According to Ann Cavoukian of the Global Privacy and Security by Design Centre, Cadillac Fairveiw’s actions would have resulted in “millions of dollars in fines if it had happened in the United States.”
Under Canadian law, the company was not fined for its actions. But Canadian legislators are now seeking to update privacy laws with new protections for consumers and punishments for misuse of personal data, which may include biometric data.
Misuse of biometric data is a concern for nearly 3 in 4 people surveyed
As highlighted above, the use of biometric data opens many conversations about ethics. These include how and when biometric data is collected, obtaining subjects’ consent, how it is stored, with whom it is shared, and what rights subjects have over their data during these processes.
Respondents show broad concerns in regards to the use of their biometric data. 72% are concerned about misuse, 71% are concerned about ID theft, 70% about data breaches, and 69% about reduced privacy.
More education on algorithmic bias is needed
Much of the collection of biometric data happens on a large scale, with companies sometimes collecting millions of data points. This means that the use of artificial intelligence algorithms to find interesting patterns within the data sets can be attractive. In the example of Cadillac Fairview, the company analyzed faces to understand the ages and genders of the millions of people visiting its malls rather than to identify individuals.

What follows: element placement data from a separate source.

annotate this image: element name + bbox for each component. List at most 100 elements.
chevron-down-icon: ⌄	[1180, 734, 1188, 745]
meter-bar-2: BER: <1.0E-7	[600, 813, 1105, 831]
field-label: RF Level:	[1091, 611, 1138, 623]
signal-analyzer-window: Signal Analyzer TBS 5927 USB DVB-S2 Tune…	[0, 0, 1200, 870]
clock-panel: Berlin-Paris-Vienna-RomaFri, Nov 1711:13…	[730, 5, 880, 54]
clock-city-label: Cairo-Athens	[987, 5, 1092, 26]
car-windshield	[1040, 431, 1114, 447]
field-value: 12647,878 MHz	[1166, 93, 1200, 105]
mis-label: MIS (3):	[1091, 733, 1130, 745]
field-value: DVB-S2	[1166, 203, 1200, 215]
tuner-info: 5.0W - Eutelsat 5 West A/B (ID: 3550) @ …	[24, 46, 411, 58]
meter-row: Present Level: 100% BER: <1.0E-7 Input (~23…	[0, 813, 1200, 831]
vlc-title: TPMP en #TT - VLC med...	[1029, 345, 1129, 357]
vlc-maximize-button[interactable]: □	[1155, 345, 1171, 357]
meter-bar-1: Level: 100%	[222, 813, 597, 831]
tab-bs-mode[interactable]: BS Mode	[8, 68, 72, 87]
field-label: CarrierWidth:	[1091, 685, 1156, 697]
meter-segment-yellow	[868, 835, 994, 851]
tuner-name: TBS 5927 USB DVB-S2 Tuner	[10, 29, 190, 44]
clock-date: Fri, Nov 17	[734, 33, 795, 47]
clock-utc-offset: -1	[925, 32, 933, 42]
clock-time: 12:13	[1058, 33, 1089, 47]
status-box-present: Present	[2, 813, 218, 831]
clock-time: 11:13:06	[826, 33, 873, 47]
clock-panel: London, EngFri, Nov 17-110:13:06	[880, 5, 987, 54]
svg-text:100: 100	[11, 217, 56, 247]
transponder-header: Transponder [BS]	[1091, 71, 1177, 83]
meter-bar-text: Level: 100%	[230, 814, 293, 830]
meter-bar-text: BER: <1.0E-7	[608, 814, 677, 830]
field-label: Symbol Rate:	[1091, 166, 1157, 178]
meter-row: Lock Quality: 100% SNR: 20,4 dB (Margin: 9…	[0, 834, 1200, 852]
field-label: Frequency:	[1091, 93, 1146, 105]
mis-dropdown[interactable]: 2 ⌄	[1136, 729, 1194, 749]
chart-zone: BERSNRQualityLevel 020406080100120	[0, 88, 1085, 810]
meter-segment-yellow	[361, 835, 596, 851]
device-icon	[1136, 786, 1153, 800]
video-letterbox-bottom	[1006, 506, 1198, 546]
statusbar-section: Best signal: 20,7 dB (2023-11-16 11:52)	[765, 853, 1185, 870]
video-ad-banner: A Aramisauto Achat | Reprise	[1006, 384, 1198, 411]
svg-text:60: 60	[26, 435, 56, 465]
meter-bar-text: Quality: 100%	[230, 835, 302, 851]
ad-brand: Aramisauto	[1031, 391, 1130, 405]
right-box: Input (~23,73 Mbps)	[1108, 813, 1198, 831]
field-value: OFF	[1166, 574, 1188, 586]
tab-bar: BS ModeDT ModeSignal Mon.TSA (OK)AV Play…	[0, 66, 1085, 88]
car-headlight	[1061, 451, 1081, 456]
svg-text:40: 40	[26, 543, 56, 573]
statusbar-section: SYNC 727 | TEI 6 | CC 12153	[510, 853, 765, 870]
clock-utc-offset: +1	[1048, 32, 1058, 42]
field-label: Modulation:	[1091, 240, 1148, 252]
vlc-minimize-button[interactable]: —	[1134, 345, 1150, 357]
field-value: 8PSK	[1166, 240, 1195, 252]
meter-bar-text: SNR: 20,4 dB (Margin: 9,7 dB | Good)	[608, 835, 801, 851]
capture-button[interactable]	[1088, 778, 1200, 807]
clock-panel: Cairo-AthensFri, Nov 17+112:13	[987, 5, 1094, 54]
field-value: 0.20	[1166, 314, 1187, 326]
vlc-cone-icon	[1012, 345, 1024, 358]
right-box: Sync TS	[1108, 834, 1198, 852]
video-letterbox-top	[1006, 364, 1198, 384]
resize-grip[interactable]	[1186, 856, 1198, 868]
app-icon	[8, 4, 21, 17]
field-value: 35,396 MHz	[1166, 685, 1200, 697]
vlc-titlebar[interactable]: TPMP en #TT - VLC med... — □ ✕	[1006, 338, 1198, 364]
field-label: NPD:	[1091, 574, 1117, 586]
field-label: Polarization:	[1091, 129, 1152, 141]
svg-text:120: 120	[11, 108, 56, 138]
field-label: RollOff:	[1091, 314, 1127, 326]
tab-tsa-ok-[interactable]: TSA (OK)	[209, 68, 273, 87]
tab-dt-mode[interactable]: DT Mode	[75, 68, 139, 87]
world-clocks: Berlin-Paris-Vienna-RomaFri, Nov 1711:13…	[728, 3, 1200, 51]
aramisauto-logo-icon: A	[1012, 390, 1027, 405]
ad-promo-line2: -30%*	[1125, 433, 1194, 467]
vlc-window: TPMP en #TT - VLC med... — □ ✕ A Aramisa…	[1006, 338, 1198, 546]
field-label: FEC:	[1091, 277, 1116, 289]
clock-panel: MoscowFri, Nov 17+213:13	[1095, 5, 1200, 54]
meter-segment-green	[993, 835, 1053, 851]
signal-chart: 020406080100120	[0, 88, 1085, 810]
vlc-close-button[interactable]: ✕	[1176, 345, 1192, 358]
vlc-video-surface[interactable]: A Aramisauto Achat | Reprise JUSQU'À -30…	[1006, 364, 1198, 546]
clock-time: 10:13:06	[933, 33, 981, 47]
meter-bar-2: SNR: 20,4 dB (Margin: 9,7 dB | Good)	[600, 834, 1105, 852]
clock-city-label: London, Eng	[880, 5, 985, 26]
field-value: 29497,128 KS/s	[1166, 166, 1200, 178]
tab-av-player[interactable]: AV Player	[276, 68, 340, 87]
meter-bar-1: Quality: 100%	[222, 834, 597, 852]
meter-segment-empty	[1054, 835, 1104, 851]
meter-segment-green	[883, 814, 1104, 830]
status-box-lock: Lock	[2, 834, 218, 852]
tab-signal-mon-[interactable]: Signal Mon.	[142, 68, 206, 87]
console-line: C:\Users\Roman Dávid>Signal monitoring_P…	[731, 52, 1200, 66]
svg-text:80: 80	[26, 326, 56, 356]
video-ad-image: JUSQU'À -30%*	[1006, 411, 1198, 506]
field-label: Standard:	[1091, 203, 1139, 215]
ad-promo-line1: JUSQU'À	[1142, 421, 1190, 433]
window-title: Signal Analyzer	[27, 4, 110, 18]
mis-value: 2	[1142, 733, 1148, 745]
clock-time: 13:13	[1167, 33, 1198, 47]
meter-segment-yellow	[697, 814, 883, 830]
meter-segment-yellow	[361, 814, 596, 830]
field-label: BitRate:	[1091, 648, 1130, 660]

However, algorithms are not perfect and can exhibit bias when processing data to generate outcomes that may be unfair to some groups of users. These biases have been reported in the media in recent years:
- Tests on three commercial facial recognition systems showed a sharp drop in effectiveness for dark-skinned women compared with white men.
- A study by the US National Institute of Standards and Technology found higher rates of false positives when one-to-one matching images of Asian and African American faces relative to images of Caucasians.
- Twitter apologized in September 2020 after users found that its image-cropping algorithm favoured light faces over dark ones.
However, not everyone realizes that these biases exist. 43% of the people surveyed are not aware of algorithmic bias and its potential problems. As algorithms become more common in our daily life, there is much work to do to improve public understanding of how they work, as well as their advantages and shortcomings.
Data for the GetApp Biometric Technology and Password Management Canada Survey 2021 was collected in January 2021. The sample comes from an online survey of 1,007 respondents who live in Canada. The respondents were of the age groups 18 to 25 years, 26 to 34 years, 35 to 49 years, 50 to 64 years, and 65 and above years.